Même si le plan est parfaitement exécuté, des imprévus peuvent toujours survenir. Ling Yan déteste être traitée comme un objet fragile et surprotégée, mais elle ne s'attendait pas à ce que Gu Zhong prenne l'initiative cette fois-ci.
« Ce monsieur est-il toujours fâché contre moi ? »
Gu Zhong s'accroupit pitoyablement devant elle, clignant de ses magnifiques yeux de phénix, ce qui provoquait un pincement de pitié.
"..." Ling Yan resta silencieuse, exprimant silencieusement son mécontentement.
« Monsieur~ » Sachant qu'il avait tort, Gu Zhong enfouit sa tête duveteuse dans ses bras comme un chaton espiègle, essayant de s'en tirer en faisant le mignon.
La ville impériale assiégée et les loups rôdant aux alentours, chaque pas qu'elle faisait était périlleux. Même sachant que son mari pouvait se déguiser et rester à ses côtés, Gu Zhong s'y refusait
; elle ne voulait pas que Ling Yan soit à nouveau blessé.
Lingyan pressa son front contre le sien, impuissante. Que pouvait-elle faire d'autre que de gâter son chat idiot ?
« Vous… heureusement, rien d’inattendu ne s’est produit. »
« Comme tu l'as dit, je suis sous la protection du Ciel et rien ne m'arrivera ! »
«Vous êtes bien content de vous maintenant. Je me demande bien qui a rédigé le testament l'autre jour.»
« Monsieur, est-ce que je suis bien habillé ? »

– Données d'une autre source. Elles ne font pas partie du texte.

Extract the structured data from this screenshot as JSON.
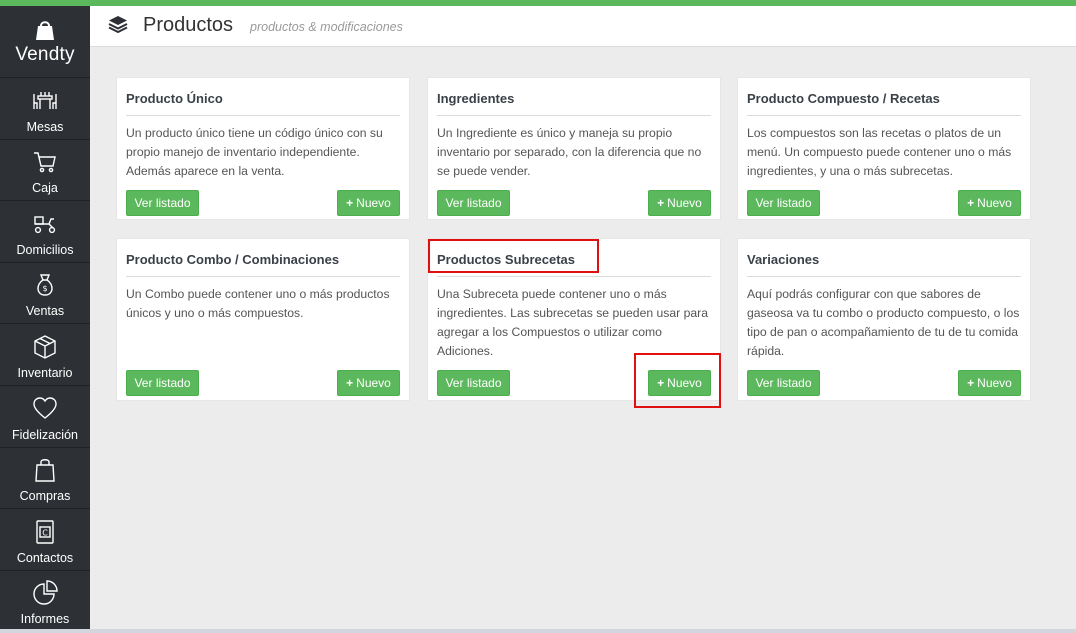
{
  "brand": {
    "name": "Vendty",
    "accent_color": "#5cb85c",
    "highlight_color": "#e01010"
  },
  "sidebar": {
    "items": [
      {
        "label": "Mesas",
        "icon": "dining-table-icon"
      },
      {
        "label": "Caja",
        "icon": "shopping-cart-icon"
      },
      {
        "label": "Domicilios",
        "icon": "delivery-scooter-icon"
      },
      {
        "label": "Ventas",
        "icon": "money-bag-icon"
      },
      {
        "label": "Inventario",
        "icon": "box-icon"
      },
      {
        "label": "Fidelización",
        "icon": "heart-icon"
      },
      {
        "label": "Compras",
        "icon": "shopping-bag-icon"
      },
      {
        "label": "Contactos",
        "icon": "contacts-book-icon"
      },
      {
        "label": "Informes",
        "icon": "pie-chart-icon"
      }
    ]
  },
  "header": {
    "icon": "layers-icon",
    "title": "Productos",
    "subtitle": "productos & modificaciones"
  },
  "cards": [
    {
      "title": "Producto Único",
      "description": "Un producto único tiene un código único con su propio manejo de inventario independiente. Además aparece en la venta.",
      "list_label": "Ver listado",
      "new_label": "Nuevo"
    },
    {
      "title": "Ingredientes",
      "description": "Un Ingrediente es único y maneja su propio inventario por separado, con la diferencia que no se puede vender.",
      "list_label": "Ver listado",
      "new_label": "Nuevo"
    },
    {
      "title": "Producto Compuesto / Recetas",
      "description": "Los compuestos son las recetas o platos de un menú. Un compuesto puede contener uno o más ingredientes, y una o más subrecetas.",
      "list_label": "Ver listado",
      "new_label": "Nuevo"
    },
    {
      "title": "Producto Combo / Combinaciones",
      "description": "Un Combo puede contener uno o más productos únicos y uno o más compuestos.",
      "list_label": "Ver listado",
      "new_label": "Nuevo"
    },
    {
      "title": "Productos Subrecetas",
      "description": "Una Subreceta puede contener uno o más ingredientes. Las subrecetas se pueden usar para agregar a los Compuestos o utilizar como Adiciones.",
      "list_label": "Ver listado",
      "new_label": "Nuevo"
    },
    {
      "title": "Variaciones",
      "description": "Aquí podrás configurar con que sabores de gaseosa va tu combo o producto compuesto, o los tipo de pan o acompañamiento de tu de tu comida rápida.",
      "list_label": "Ver listado",
      "new_label": "Nuevo"
    }
  ]
}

Après un bref silence gêné, Gu Zhong sembla soudain se souvenir d'un moyen de changer de sujet. Il se leva brusquement, écarta les bras et pivota devant elle.
« Même l'hibiscus ne peut rivaliser avec la beauté du maquillage d'une femme ; il est tout à fait magnifique. »
Lingyan la fixait intensément, un sourire naissant dans ses yeux. Elle portait sa robe de mariée ornée du dragon et du phénix depuis le matin même, sans se plaindre de son poids
; c’était vraiment une situation difficile pour elle.
Gu Zhong souleva sa jupe d'un mouvement ample et se laissa tomber doucement dans les bras de Shen Yan. Ses cheveux noirs ruisselaient comme une cascade, sa robe à demi ouverte, et ses bras enlaçaient le cou de Shen Yan. Toute son aura dominante habituelle avait disparu, et elle leva les yeux vers Gu Zhong d'un air absent, comme une femme charmante et ordinaire contemplant son bien-aimé.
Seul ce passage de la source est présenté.